Hi,
We found nvme connect will dealock when it cannot alloc tag in admin queue. So we reproduce it and find a way to work around. The solution is to utilize reserve tag for connecting.
Here is the deadlock environment:
1. the process [kworker/u129:1+nvme-wq] want to connect wait for geting tag, but tag is used up:
[<0>] blk_mq_get_tag+0x11d/0x2d0
[<0>] __blk_mq_alloc_request+0x92/0x180
[<0>] blk_mq_alloc_request+0x7c/0xc0
[<0>] nvme_alloc_request+0x28/0x100 [nvme_core]
[<0>] __nvme_submit_sync_cmd+0x1ea/0x230 [nvme_core]
[<0>] nvmf_reg_read64+0x62/0xa0 [nvme_fabrics]
[<0>] nvme_enable_ctrl+0x25/0xb0 [nvme_core]
[<0>] nvme_tcp_setup_ctrl+0x257/0x340 [nvme_tcp]
[<0>] nvme_tcp_reconnect_ctrl_work+0x24/0x40 [nvme_tcp]
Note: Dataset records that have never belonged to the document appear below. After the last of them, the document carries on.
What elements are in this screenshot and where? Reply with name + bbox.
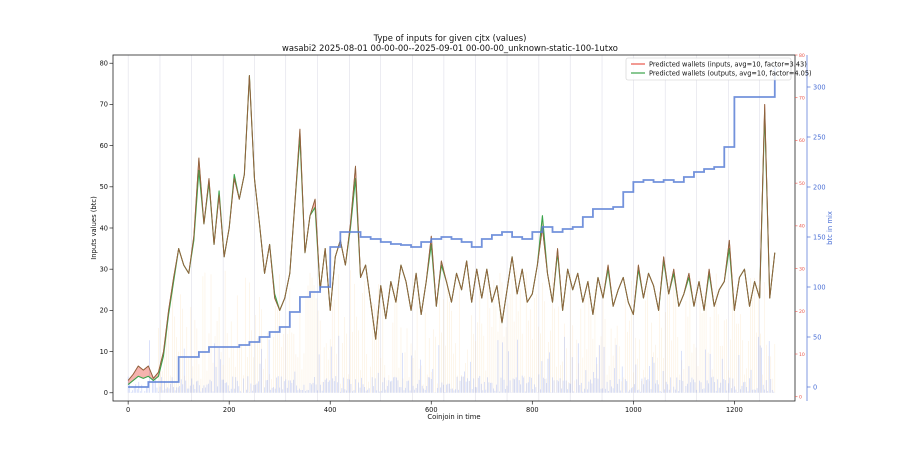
y-tick-label: 40 — [100, 224, 108, 232]
x-tick-label: 600 — [425, 406, 438, 414]
y-tick-label: 0 — [104, 389, 108, 397]
x-axis-ticks: 0 200 400 600 800 1000 1200 — [126, 401, 743, 414]
x-tick-label: 1000 — [625, 406, 642, 414]
x-tick-label: 400 — [324, 406, 337, 414]
y2-tick-label: 300 — [813, 83, 826, 91]
y-tick-label: 60 — [100, 142, 108, 150]
y2-tick-label: 0 — [813, 383, 817, 391]
y-tick-label: 10 — [100, 348, 108, 356]
x-tick-label: 0 — [126, 406, 130, 414]
y2-axis-ticks: 0 50 100 150 200 250 300 — [806, 55, 826, 401]
y2-axis-label: btc in mix — [826, 211, 834, 245]
x-tick-label: 1200 — [726, 406, 743, 414]
y-tick-label: 70 — [100, 101, 108, 109]
x-axis-label: Coinjoin in time — [427, 413, 480, 421]
y-tick-label: 80 — [100, 60, 108, 68]
x-tick-label: 200 — [223, 406, 236, 414]
y3-tick-label: 20 — [799, 309, 805, 315]
y-tick-label: 20 — [100, 307, 108, 315]
y3-axis-ticks: 0 10 20 30 40 50 60 70 80 — [795, 53, 805, 401]
x-tick-label: 800 — [526, 406, 539, 414]
chart-subtitle: wasabi2 2025-08-01 00-00-00--2025-09-01 … — [282, 43, 618, 53]
legend-label-outputs: Predicted wallets (outputs, avg=10, fact… — [649, 70, 812, 78]
y3-tick-label: 70 — [799, 96, 805, 102]
chart-title: Type of inputs for given cjtx (values) — [373, 33, 527, 43]
legend: Predicted wallets (inputs, avg=10, facto… — [625, 57, 812, 81]
y3-tick-label: 80 — [799, 53, 805, 59]
legend-box — [625, 57, 792, 81]
y3-tick-label: 40 — [799, 224, 805, 230]
legend-label-inputs: Predicted wallets (inputs, avg=10, facto… — [649, 61, 807, 69]
y-axis-ticks: 0 10 20 30 40 50 60 70 80 — [100, 60, 113, 397]
y2-tick-label: 200 — [813, 183, 826, 191]
y2-tick-label: 250 — [813, 133, 826, 141]
overlap-line — [127, 75, 776, 381]
y3-tick-label: 50 — [799, 181, 805, 187]
y2-tick-label: 50 — [813, 333, 821, 341]
y2-tick-label: 150 — [813, 233, 826, 241]
y3-tick-label: 30 — [799, 266, 805, 272]
y3-tick-label: 10 — [799, 352, 805, 358]
y3-tick-label: 0 — [799, 395, 802, 401]
btc-in-mix-line — [128, 67, 776, 388]
y-tick-label: 50 — [100, 183, 108, 191]
plot-area — [127, 55, 776, 401]
y-axis-label: Inputs values (btc) — [90, 196, 98, 260]
y3-tick-label: 60 — [799, 138, 805, 144]
y-tick-label: 30 — [100, 265, 108, 273]
y2-tick-label: 100 — [813, 283, 826, 291]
[<0>] process_one_work+0x228/0x3d0
[<0>] worker_thread+0x4d/0x3f0
[<0>] kthread+0x127/0x150
[<0>] ret_from_fork+0x1f/0x30
2. many processes (here is nvme list) is waiting for connecting:
[<0>] blk_execute_rq+0x8d/0x110
[<0>] nvme_execute_passthru_rq+0x60/0x1f0 [nvme_core]
[<0>] nvme_submit_user_cmd+0x23e/0x400 [nvme_core]
[<0>] nvme_user_cmd+0x163/0x1d0 [nvme_core]
[<0>] nvme_ctrl_ioctl+0x2e/0x40 [nvme_core]
[<0>] __nvme_ioctl+0x78/0xc0 [nvme_core]
[<0>] nvme_ioctl+0x1e/0x20 [nvme_core]
[<0>] blkdev_ioctl+0x126/0x260
[<0>] block_ioctl+0x4a/0x60
[<0>] __x64_sys_ioctl+0x91/0xc0
[<0>] do_syscall_64+0x59/0xc0
[<0>] entry_SYSCALL_64_after_hwframe+0x44/0xae
Reproduce method is very eazy:
1. call many nvme list
2. make nvme io timeout to recover connection
3. trick is to make reconnect-delay much time, eg:30s
The solution is the appending patch. it is tested and also consider keepalive and reset/showdown tag reserve.